A socialist society.
Military strength and preparation in case of war.
Self sufficiency.
Increase grain supplies and industrial output.
How many workers were there by 1928?
20% of the population
What was the plan with collectivisation?
Russia needed workers in the capital. Peasants need to produce surplus food. Sell abroad. Surplus of farm labourers could become available for factories.
How did Stalin want to create socialism in the countryside?
Get rid of the NEP.
Eradicate kulaks.
Remove rightists who supported commercially based agriculture.

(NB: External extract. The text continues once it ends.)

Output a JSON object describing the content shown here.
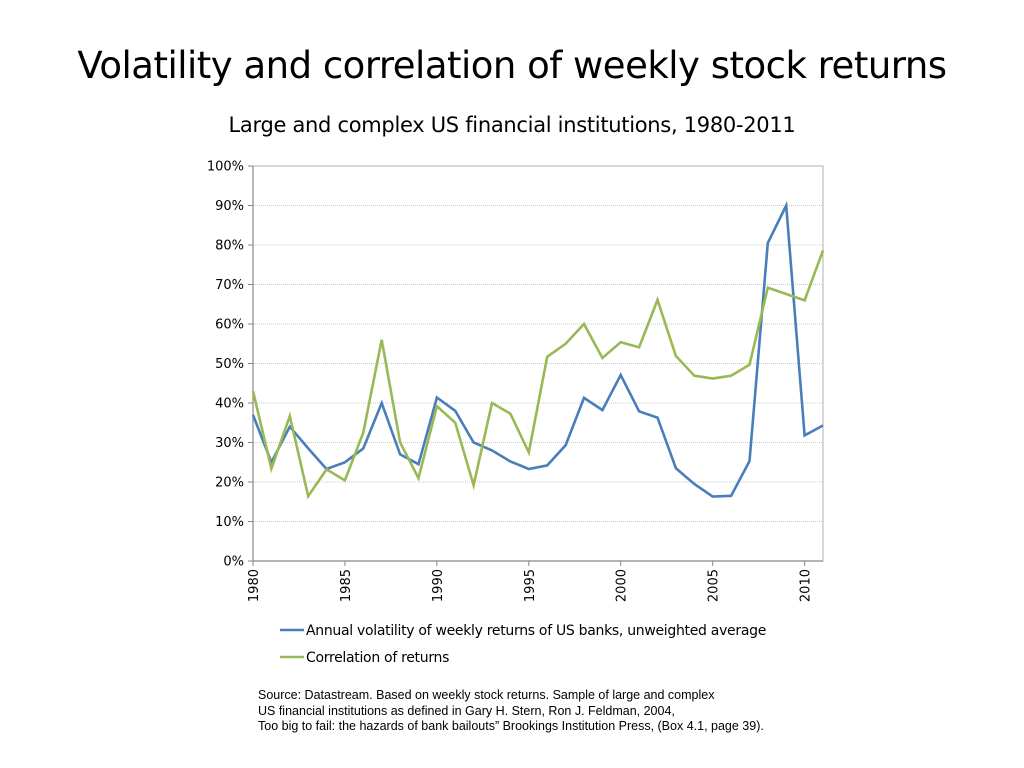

What was the name for a collective farm?
Kolkhoz
What the 3 types of collective farms?
Toz, Sovkhoz, Kolkhoz
What was the aim of collective farms?
Many households were put together.
All land and livestock was pooled and the land was farmed as one unit.

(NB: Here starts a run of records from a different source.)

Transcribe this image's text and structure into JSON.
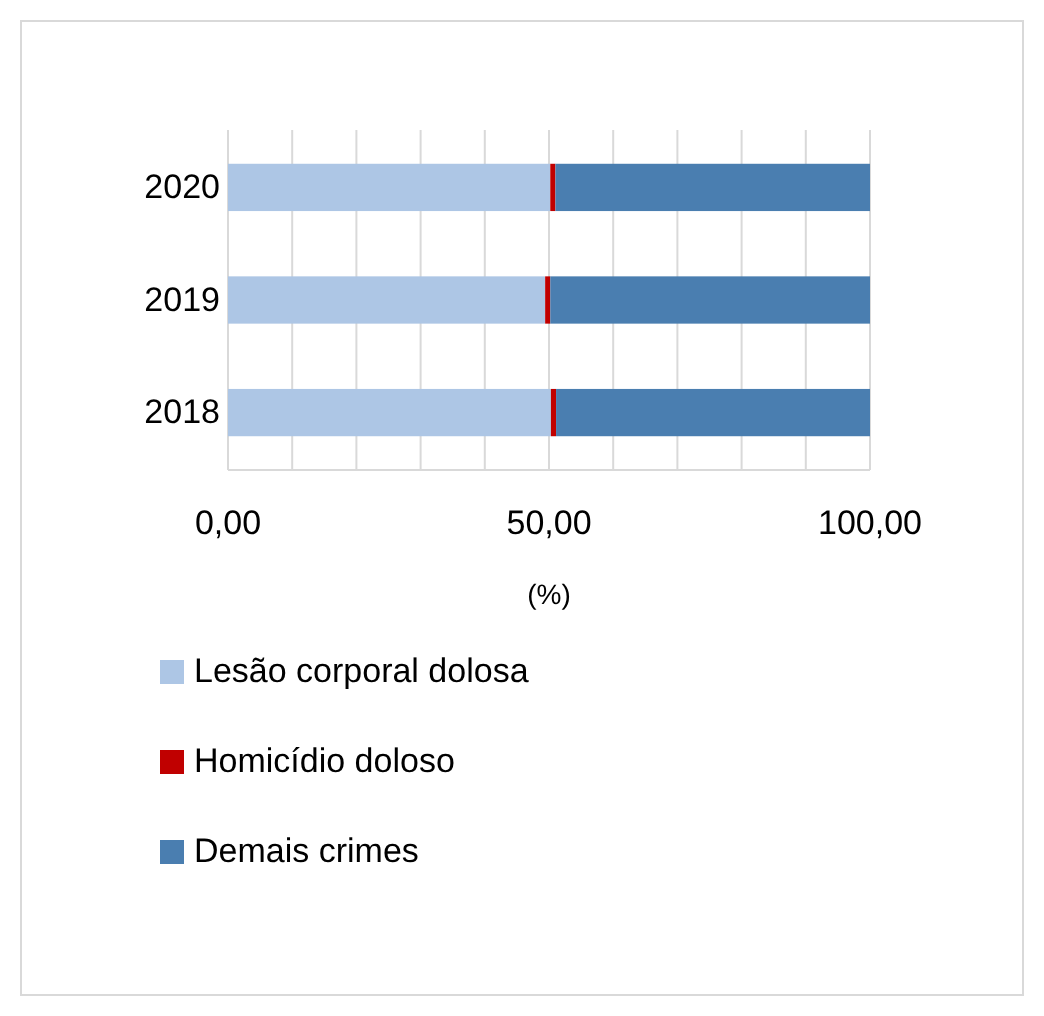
{
  "chart_data": {
    "type": "bar",
    "orientation": "horizontal",
    "stacked": true,
    "xlabel": "(%)",
    "categories": [
      "2020",
      "2019",
      "2018"
    ],
    "series": [
      {
        "name": "Lesão corporal dolosa",
        "color": "#adc6e5",
        "values": [
          50.2,
          49.4,
          50.3
        ]
      },
      {
        "name": "Homicídio doloso",
        "color": "#c00000",
        "values": [
          0.8,
          0.8,
          0.8
        ]
      },
      {
        "name": "Demais crimes",
        "color": "#4a7eb0",
        "values": [
          49.0,
          49.8,
          48.9
        ]
      }
    ],
    "xlim": [
      0,
      100
    ],
    "xticks": [
      {
        "value": 0,
        "label": "0,00"
      },
      {
        "value": 10,
        "label": null
      },
      {
        "value": 20,
        "label": null
      },
      {
        "value": 30,
        "label": null
      },
      {
        "value": 40,
        "label": null
      },
      {
        "value": 50,
        "label": "50,00"
      },
      {
        "value": 60,
        "label": null
      },
      {
        "value": 70,
        "label": null
      },
      {
        "value": 80,
        "label": null
      },
      {
        "value": 90,
        "label": null
      },
      {
        "value": 100,
        "label": "100,00"
      }
    ],
    "grid": "x",
    "legend": "bottom"
  }
}
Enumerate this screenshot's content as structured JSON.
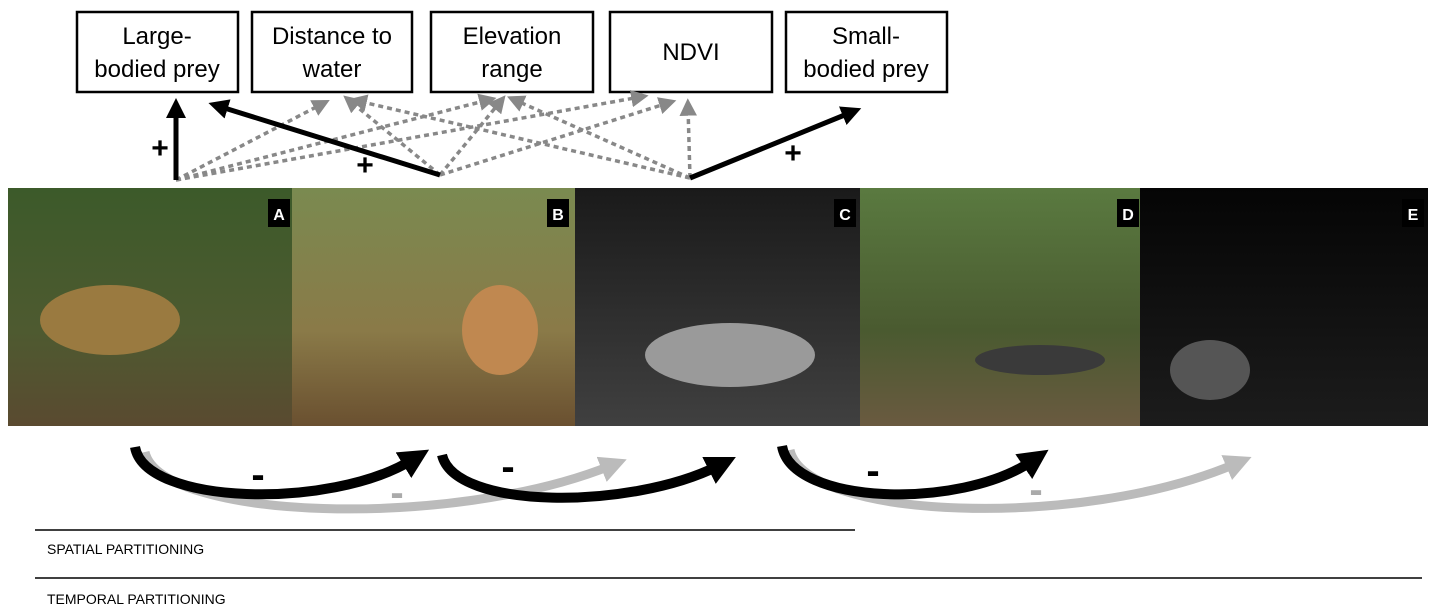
{
  "boxes": [
    {
      "lines": [
        "Large-",
        "bodied prey"
      ]
    },
    {
      "lines": [
        "Distance to",
        "water"
      ]
    },
    {
      "lines": [
        "Elevation",
        "range"
      ]
    },
    {
      "lines": [
        "NDVI"
      ]
    },
    {
      "lines": [
        "Small-",
        "bodied prey"
      ]
    }
  ],
  "signs": {
    "plus": [
      "+",
      "+",
      "+"
    ],
    "minus": [
      "-",
      "-",
      "-",
      "-",
      "-"
    ]
  },
  "panels": [
    {
      "letter": "A"
    },
    {
      "letter": "B"
    },
    {
      "letter": "C"
    },
    {
      "letter": "D"
    },
    {
      "letter": "E"
    }
  ],
  "sections": [
    "SPATIAL PARTITIONING",
    "TEMPORAL PARTITIONING"
  ]
}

Why was collectivisation seen as the solution to agriculture problems?
Farmed more efficiently.
Machinery.
Higher food production.
Require fewer peasants to work the land.
Easier for state procurement and exportion.
Why was collectivisation carried out rapidly?

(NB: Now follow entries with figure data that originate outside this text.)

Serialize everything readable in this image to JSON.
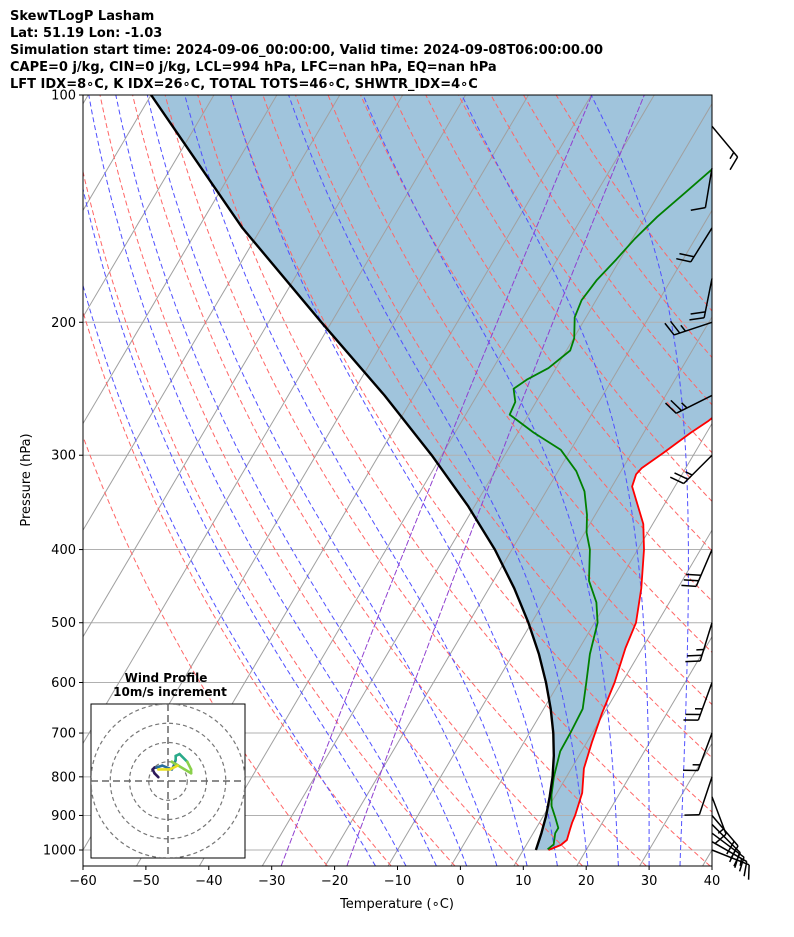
{
  "title_lines": [
    "SkewTLogP Lasham",
    "Lat: 51.19   Lon: -1.03",
    "Simulation start time: 2024-09-06_00:00:00, Valid time: 2024-09-08T06:00:00.00",
    "CAPE=0 j/kg, CIN=0 j/kg, LCL=994 hPa, LFC=nan hPa, EQ=nan hPa",
    "LFT IDX=8∘C, K IDX=26∘C, TOTAL TOTS=46∘C, SHWTR_IDX=4∘C"
  ],
  "chart_data": {
    "type": "line",
    "subtype": "skew-t log-p",
    "xlabel": "Temperature (∘C)",
    "ylabel": "Pressure (hPa)",
    "xlim": [
      -60,
      40
    ],
    "ylim": [
      1050,
      100
    ],
    "yscale": "log",
    "x_ticks": [
      "−60",
      "−50",
      "−40",
      "−30",
      "−20",
      "−10",
      "0",
      "10",
      "20",
      "30",
      "40"
    ],
    "x_tick_values": [
      -60,
      -50,
      -40,
      -30,
      -20,
      -10,
      0,
      10,
      20,
      30,
      40
    ],
    "y_ticks": [
      "100",
      "200",
      "300",
      "400",
      "500",
      "600",
      "700",
      "800",
      "900",
      "1000"
    ],
    "y_tick_values": [
      100,
      200,
      300,
      400,
      500,
      600,
      700,
      800,
      900,
      1000
    ],
    "grid": true,
    "colors": {
      "temperature": "#ff0000",
      "dewpoint": "#008000",
      "parcel": "#000000",
      "shading": "#a0c4dc",
      "dry_adiabat": "#ff6666",
      "moist_adiabat": "#5050ff",
      "mixing_ratio": "#9040d0",
      "isotherm": "#a0a0a0"
    },
    "series": [
      {
        "key": "temperature",
        "points": [
          [
            14,
            1000
          ],
          [
            15.5,
            985
          ],
          [
            16,
            970
          ],
          [
            15.5,
            940
          ],
          [
            15.2,
            920
          ],
          [
            15,
            900
          ],
          [
            14,
            840
          ],
          [
            12,
            780
          ],
          [
            10.8,
            720
          ],
          [
            9.7,
            660
          ],
          [
            8.8,
            600
          ],
          [
            7.3,
            540
          ],
          [
            6.6,
            500
          ],
          [
            4.2,
            450
          ],
          [
            1,
            400
          ],
          [
            -1.5,
            370
          ],
          [
            -6.8,
            330
          ],
          [
            -7.3,
            318
          ],
          [
            -7,
            312
          ],
          [
            -5,
            298
          ],
          [
            -2.5,
            280
          ],
          [
            -0.8,
            270
          ],
          [
            0.8,
            258
          ],
          [
            3.2,
            233
          ],
          [
            5.4,
            213
          ],
          [
            7.5,
            193
          ],
          [
            8.2,
            180
          ],
          [
            9.3,
            163
          ],
          [
            10.7,
            147
          ],
          [
            12.8,
            133
          ],
          [
            14.3,
            125
          ],
          [
            15.1,
            118
          ],
          [
            15.4,
            110
          ],
          [
            15.8,
            106
          ],
          [
            17,
            100
          ]
        ]
      },
      {
        "key": "dewpoint",
        "points": [
          [
            13.8,
            998
          ],
          [
            14.3,
            983
          ],
          [
            13.5,
            950
          ],
          [
            13.5,
            935
          ],
          [
            12,
            905
          ],
          [
            10.4,
            875
          ],
          [
            9.3,
            845
          ],
          [
            8,
            800
          ],
          [
            6.6,
            740
          ],
          [
            6.5,
            700
          ],
          [
            6.2,
            650
          ],
          [
            4.3,
            600
          ],
          [
            2.2,
            550
          ],
          [
            0.5,
            500
          ],
          [
            -1.6,
            470
          ],
          [
            -4.8,
            440
          ],
          [
            -7.6,
            400
          ],
          [
            -9.7,
            380
          ],
          [
            -11.3,
            360
          ],
          [
            -13.9,
            335
          ],
          [
            -17.1,
            315
          ],
          [
            -21.6,
            295
          ],
          [
            -27.5,
            280
          ],
          [
            -33,
            265
          ],
          [
            -33.3,
            255
          ],
          [
            -34.8,
            245
          ],
          [
            -33.5,
            238
          ],
          [
            -31.2,
            230
          ],
          [
            -29.4,
            218
          ],
          [
            -29.9,
            210
          ],
          [
            -31.8,
            197
          ],
          [
            -32.3,
            187
          ],
          [
            -31.8,
            176
          ],
          [
            -30.6,
            165
          ],
          [
            -29.6,
            155
          ],
          [
            -28.1,
            145
          ],
          [
            -26,
            135
          ],
          [
            -23.5,
            124
          ],
          [
            -21.8,
            117
          ],
          [
            -19.9,
            107
          ],
          [
            -18.6,
            100
          ]
        ]
      },
      {
        "key": "parcel",
        "points": [
          [
            12,
            1000
          ],
          [
            11.3,
            950
          ],
          [
            10.4,
            900
          ],
          [
            9.2,
            850
          ],
          [
            7.8,
            800
          ],
          [
            6,
            750
          ],
          [
            3.8,
            700
          ],
          [
            1.1,
            650
          ],
          [
            -2.1,
            600
          ],
          [
            -5.9,
            550
          ],
          [
            -10.5,
            500
          ],
          [
            -16,
            450
          ],
          [
            -22.7,
            400
          ],
          [
            -31.1,
            350
          ],
          [
            -41.6,
            300
          ],
          [
            -54.7,
            250
          ],
          [
            -71.6,
            200
          ],
          [
            -93,
            150
          ],
          [
            -120,
            100
          ]
        ]
      }
    ],
    "dry_adiabats_theta_k": [
      250,
      260,
      270,
      280,
      290,
      300,
      310,
      320,
      330,
      340,
      350,
      360,
      370,
      380,
      390,
      400,
      410,
      420
    ],
    "moist_adiabats_start_c_at_1000": [
      -15,
      -10,
      -5,
      0,
      5,
      10,
      15,
      20,
      25,
      30,
      35
    ],
    "mixing_ratio_lines_g_per_kg": [
      0.4,
      1.0
    ],
    "wind_barbs": [
      {
        "p": 1000,
        "u": -5,
        "v": 2
      },
      {
        "p": 975,
        "u": -7,
        "v": 4
      },
      {
        "p": 950,
        "u": -8,
        "v": 6
      },
      {
        "p": 925,
        "u": -7,
        "v": 7
      },
      {
        "p": 900,
        "u": -6,
        "v": 7
      },
      {
        "p": 850,
        "u": -3,
        "v": 8
      },
      {
        "p": 800,
        "u": 2,
        "v": 6
      },
      {
        "p": 700,
        "u": 3,
        "v": 8
      },
      {
        "p": 600,
        "u": 4,
        "v": 11
      },
      {
        "p": 500,
        "u": 4,
        "v": 13
      },
      {
        "p": 400,
        "u": 6,
        "v": 14
      },
      {
        "p": 300,
        "u": 10,
        "v": 10
      },
      {
        "p": 250,
        "u": 12,
        "v": 6
      },
      {
        "p": 200,
        "u": 12,
        "v": 4
      },
      {
        "p": 175,
        "u": 2,
        "v": 10
      },
      {
        "p": 150,
        "u": 5,
        "v": 8
      },
      {
        "p": 125,
        "u": 1,
        "v": 6
      },
      {
        "p": 110,
        "u": -5,
        "v": 6
      }
    ],
    "hodograph": {
      "title": "Wind Profile",
      "subtitle": "10m/s increment",
      "ring_radii_ms": [
        10,
        20,
        30,
        40
      ],
      "range_ms": 40,
      "colors": [
        "#2d1a5a",
        "#2a6f9a",
        "#2aaa8a",
        "#8ad04a",
        "#e8e020"
      ],
      "points": [
        [
          -5,
          2
        ],
        [
          -7,
          4
        ],
        [
          -8,
          6
        ],
        [
          -7,
          7
        ],
        [
          -6,
          7
        ],
        [
          -3,
          8
        ],
        [
          2,
          6
        ],
        [
          3,
          8
        ],
        [
          4,
          11
        ],
        [
          4,
          13
        ],
        [
          6,
          14
        ],
        [
          10,
          10
        ],
        [
          12,
          6
        ],
        [
          12,
          4
        ],
        [
          2,
          10
        ],
        [
          5,
          8
        ],
        [
          1,
          6
        ],
        [
          -5,
          6
        ]
      ]
    }
  }
}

In 1929, despite a good harvest, peasants were unwilling to market their food at low prices.
Who was blamed for the rationing?
Kulaks as they were said to be hoarding grain
When did Stalin agree to stop grain seizures initially?
1928.
How did peasants resist collectivisation?
Riots and armed resistance.
Burning crops, tools and houses.
Slaughtering animals and eating them.
Women’s revolts. (e.g. retrieving collectivised horses).
What was the famine called?
Holodomor
When did Stalin announce the ‘liquidation of the kulaks as a class’?
December 1929.
What was the party’s aims in terms of kulaks?
Enemy class, used to frighten the middle and poor peasants to join the collective farms.
How many men were in Stalin’s army to revolutionise the countryside?
25,000 urban party activists
What was dekulakisation?
Regions were given a number of kulaks to find.
Either be shot, sent to forced labour camps or deported.
What did a decree on February 1st 1930 allow for?
Gave local organisations the power to use necessary measures against the kulaks.
How many were deported to Siberia or labour camps by the end of collectivisation?
10 million
Over 5 years how many had died from starvation?
7 million
How many animals had been slaughtered by 1930?
25-30% of all the cattle, pigs and sheep in the USSR
When did Stalin backtrack due to a collapse in grain production?
March 1930 with his article for the Pravda.
What happened throughout 1931?
Stalin restarted rapid campaigns. Peasants were forced to return to collectives.
How much had the state collected by the end of 1931?